Kendari – Dinas Pengendalian Penduduk dan Keluarga Berencana (DPPKB) Kota Kendari dan Rumah Sakit (RS) Hermina Kendari melakukan penandatanganan nota kesepahaman (MoU) untuk meningkatkan pelayanan Keluarga Berencana (KB) Metode Kontrasepsi Jangka Panjang (MKJP) dan non-MKJP Pemerintah Kota (Pemkot) Kendari, Senin (28/3/2022).
Direktur Rumah Sakit Hermina Kendari, dr. Rudy mengatakan, pihaknya membantu Pemkot Kendari untuk menyukseskan program pelayanan KB MKJP. Menurutnya, berdasarkan data yang diperoleh masih ada beberapa pasangan produktif belum melakukan KB.
“Jadi kami dari rumah sakit siap membantu program pemerintah,” tuturnya.
Lanjutnya, pelayanan tersebut selama ini telah dilakukan. Namun untuk penandatanganan MoU baru dilaksanakan, Senin (28/3).
“Hanya untuk pelaksanaan sebelum-sebelumnya telah dilakukan. Dan itu juga di-BPJS kan sudah meng-cover itu,” lanjutnya.

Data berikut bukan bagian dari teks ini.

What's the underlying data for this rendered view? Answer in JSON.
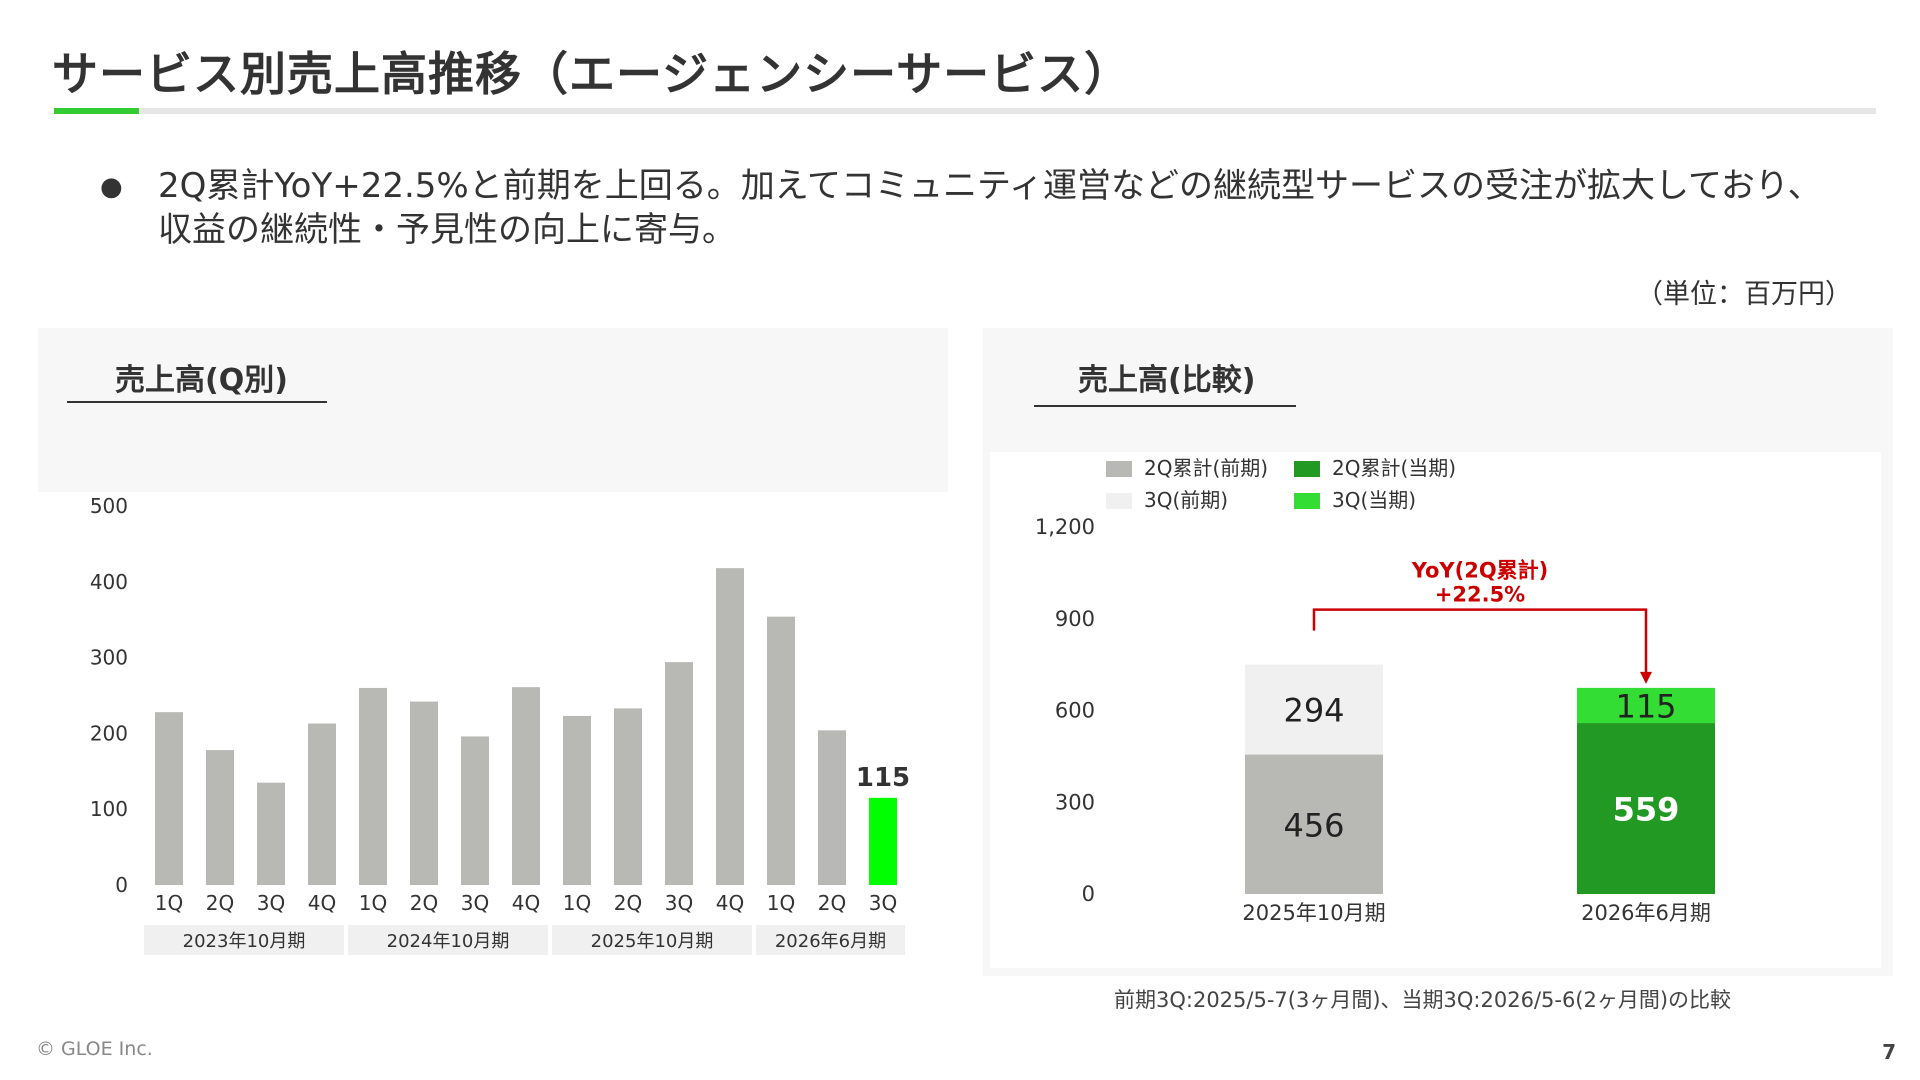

Sementara itu, Kepala Dinas DPPKB Kota Kendari, Jahudding mengatakan, MoU tersebut dalam rangka meningkatkan pelayanan kepada masyarakat. Di mana pihaknya sebagai leading sektor DPPKB menyiapkan alat kontrasepsi kepada masyarakat Kota Kendari melalui RS Hermina Kendari.
“Jadi nanti Hermina ini akan kami droping alat kontrasepsi di sana. Lalu kemudian pihak rumah sakit memberikan pelayanan kepada masyarakat yang datang di sana,” jelasnya.
Imbuhnya, dalam meningkatkan pelayanan KB MKJP tersebut pihaknya telah melakukan kerja sama dengan 53 fasilitas kesehatan (faskes) termasuk RS Bahteramas, RS Ismoyo, RS Bhayangkara, RSUD Kota Kendari, dan RS Dewi Sartika.
Bentuk kerja sama tersebut akan diperbaharui secara terus menerus dalam setiap tahunnya. Sehingga diharapkan adanya kemitraan bahu-membahu dalam memberikan pelayanan kepada masyarakat.
“Karena semua faskes, rumah sakit, puskesmas di Kota Kendari kami sudah lakukan MoU. Nah kebetulan Rumah Sakit Hermina ini baru di Kota Kendari jadi kita lakukan MoU juga,” tutupnya.